Gunnar

Gunnar and a sample map generated with Gmapping.

Gunnar is a differential-drive rover with LIDAR as its primary sense. It uses Robot Operating System (ROS) to provide messaging between components, and important algorithms such as particle filter simultaneous localization and (grid) mapping (SLAM).

Real-time motor speed control and Hall-effect quadrature integration is performed by an Arduino Uno. This accepts speed targets and reports encoder counts to a Raspberry Pi 3B over USB.

The Pi runs ROS Indigo, with nodes for communication with the Arduino and for reading a serial bytestream encoding laser scans measured by a LIDAR unit extracted from a Neato XV-11 robotic vacuum cleaner.

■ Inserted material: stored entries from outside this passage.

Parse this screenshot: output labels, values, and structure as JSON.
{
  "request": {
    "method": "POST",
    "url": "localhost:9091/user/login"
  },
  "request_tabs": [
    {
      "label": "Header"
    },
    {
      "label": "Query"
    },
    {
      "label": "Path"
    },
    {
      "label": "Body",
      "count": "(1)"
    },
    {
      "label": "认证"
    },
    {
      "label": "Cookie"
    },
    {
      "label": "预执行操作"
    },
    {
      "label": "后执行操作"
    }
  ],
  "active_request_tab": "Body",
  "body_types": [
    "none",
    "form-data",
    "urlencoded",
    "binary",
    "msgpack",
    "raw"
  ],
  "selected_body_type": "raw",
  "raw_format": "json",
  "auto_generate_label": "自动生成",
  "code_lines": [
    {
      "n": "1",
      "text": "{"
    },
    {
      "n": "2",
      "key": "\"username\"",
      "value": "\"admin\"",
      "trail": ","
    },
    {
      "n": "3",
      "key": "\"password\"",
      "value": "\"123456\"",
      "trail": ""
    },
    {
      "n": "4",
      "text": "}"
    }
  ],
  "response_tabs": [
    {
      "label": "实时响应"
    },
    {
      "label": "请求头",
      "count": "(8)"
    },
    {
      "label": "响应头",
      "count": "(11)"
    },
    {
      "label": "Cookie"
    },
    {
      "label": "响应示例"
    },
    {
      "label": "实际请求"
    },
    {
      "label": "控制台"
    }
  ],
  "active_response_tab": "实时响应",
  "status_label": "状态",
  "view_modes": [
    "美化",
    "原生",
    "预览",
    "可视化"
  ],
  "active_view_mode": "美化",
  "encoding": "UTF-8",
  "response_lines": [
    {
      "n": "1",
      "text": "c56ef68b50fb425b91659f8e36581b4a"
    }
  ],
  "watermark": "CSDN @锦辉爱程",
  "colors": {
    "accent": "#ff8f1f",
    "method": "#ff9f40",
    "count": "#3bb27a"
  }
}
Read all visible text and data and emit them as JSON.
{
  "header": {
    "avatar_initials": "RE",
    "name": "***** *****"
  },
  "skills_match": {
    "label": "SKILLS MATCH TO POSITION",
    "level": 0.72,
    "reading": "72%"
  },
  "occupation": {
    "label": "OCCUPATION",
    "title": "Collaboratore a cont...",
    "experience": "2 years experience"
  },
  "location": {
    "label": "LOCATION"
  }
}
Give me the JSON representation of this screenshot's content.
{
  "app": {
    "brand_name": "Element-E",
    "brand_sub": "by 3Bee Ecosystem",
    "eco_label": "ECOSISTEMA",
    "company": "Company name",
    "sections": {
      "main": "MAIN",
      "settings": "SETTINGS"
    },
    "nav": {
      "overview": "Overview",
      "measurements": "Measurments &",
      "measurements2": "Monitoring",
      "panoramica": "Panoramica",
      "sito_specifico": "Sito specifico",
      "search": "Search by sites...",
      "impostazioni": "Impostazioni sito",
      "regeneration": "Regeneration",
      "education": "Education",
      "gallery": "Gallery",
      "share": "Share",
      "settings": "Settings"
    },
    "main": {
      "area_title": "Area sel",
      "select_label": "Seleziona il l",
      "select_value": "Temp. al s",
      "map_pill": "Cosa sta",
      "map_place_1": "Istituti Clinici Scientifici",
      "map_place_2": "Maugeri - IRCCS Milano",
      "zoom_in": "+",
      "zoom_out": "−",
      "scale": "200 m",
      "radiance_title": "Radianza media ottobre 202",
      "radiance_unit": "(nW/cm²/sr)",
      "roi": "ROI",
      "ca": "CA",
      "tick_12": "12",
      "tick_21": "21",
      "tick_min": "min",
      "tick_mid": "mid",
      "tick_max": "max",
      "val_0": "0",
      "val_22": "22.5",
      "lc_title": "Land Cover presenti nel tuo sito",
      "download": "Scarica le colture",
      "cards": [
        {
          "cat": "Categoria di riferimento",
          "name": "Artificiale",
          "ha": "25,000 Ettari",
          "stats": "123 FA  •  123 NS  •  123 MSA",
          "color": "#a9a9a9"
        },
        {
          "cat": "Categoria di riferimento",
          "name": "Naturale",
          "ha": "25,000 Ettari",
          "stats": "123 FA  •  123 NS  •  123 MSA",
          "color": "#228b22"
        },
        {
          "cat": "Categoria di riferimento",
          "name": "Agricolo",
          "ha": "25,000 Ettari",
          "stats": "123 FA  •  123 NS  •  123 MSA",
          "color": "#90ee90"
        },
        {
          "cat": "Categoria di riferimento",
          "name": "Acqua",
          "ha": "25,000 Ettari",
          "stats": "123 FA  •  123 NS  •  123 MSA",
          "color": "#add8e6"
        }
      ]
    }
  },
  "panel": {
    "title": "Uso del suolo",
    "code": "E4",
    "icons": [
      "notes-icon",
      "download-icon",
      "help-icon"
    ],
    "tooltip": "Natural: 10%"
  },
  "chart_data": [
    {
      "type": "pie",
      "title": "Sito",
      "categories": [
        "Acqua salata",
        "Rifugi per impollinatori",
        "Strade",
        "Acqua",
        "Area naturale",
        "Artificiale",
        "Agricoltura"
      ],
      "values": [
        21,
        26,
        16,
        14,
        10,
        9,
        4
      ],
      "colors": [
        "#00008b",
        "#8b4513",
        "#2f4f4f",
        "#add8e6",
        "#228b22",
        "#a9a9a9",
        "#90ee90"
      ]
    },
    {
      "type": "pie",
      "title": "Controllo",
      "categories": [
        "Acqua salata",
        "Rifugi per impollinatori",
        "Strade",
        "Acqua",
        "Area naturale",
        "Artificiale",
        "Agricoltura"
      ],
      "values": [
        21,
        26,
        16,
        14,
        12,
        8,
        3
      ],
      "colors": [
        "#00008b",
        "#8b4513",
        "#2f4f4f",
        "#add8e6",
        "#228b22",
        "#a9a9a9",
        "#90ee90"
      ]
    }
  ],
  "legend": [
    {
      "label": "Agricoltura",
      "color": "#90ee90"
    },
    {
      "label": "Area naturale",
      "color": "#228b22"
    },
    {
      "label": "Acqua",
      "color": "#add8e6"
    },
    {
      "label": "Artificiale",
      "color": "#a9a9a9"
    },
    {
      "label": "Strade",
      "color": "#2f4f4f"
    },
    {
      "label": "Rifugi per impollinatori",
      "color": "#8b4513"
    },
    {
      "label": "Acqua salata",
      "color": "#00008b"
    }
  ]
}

The Pi itself connects over OpenVPN to a roscore running on an Ubuntu workstation powered by an Intel i7-4770K CPU. This workstation runs ROS nodes for SLAM (via gmapping) and global/local path planning (via move_base).

Future goals for this project include:

  1. Use one of the pre-trained object identification networks such as Alex-Net to label salient things (e.g. furniture). This will allow the rover to perform useful tasks, like reminding me where I left my couch.
  2. Experiment with a different motion model in the particle filter--train a small neural network representation for the robot dynamics to update particles, reviving old neural methods adaptive for process control. 1, 2
  3. Segment the grid map into rooms, likely by using one of several existing map segmentation algorithms (e.g. decomposing the map into a Voronoi graph), then allow destinations to be chosen from a list of rooms rather than requiring goal pose selection on a map. Present the menu of rooms in a small webapp, allowing me to send tiny cargo items around my apartment without firing up Rviz.
  4. Integrate an accelerometer+gyroscope+magnetometer IMU, both for improved odometry, and detecting abnormal tilt (like when we start to back up a wall).
  5. For safety, monitor motor current for spikes. In such a situation, we should interrupt the normal planning behaivior to avoid breaking gear teeth.
  6. Build a charging dock, and choreograph an automated switchover to external power. My power supplies do have enough inertia to handle an abrupt switch in power source without killing the Raspberry Pi, but integrating a LiPo balance charger will be nontrivial. Currently, I plan to use transistors soldered in parallel with buttons on a commercial charger, as the balance chargers available on e.g. Sparkfun don't handle four-cell batteries.

Here's a video of Gunnar autonomously navigating to user-selected waypoints, mapping along the way.

Epilogue

On 2023-02-19, I finally gutted Gunnar and distributed the parts to boxes for future use. RIP.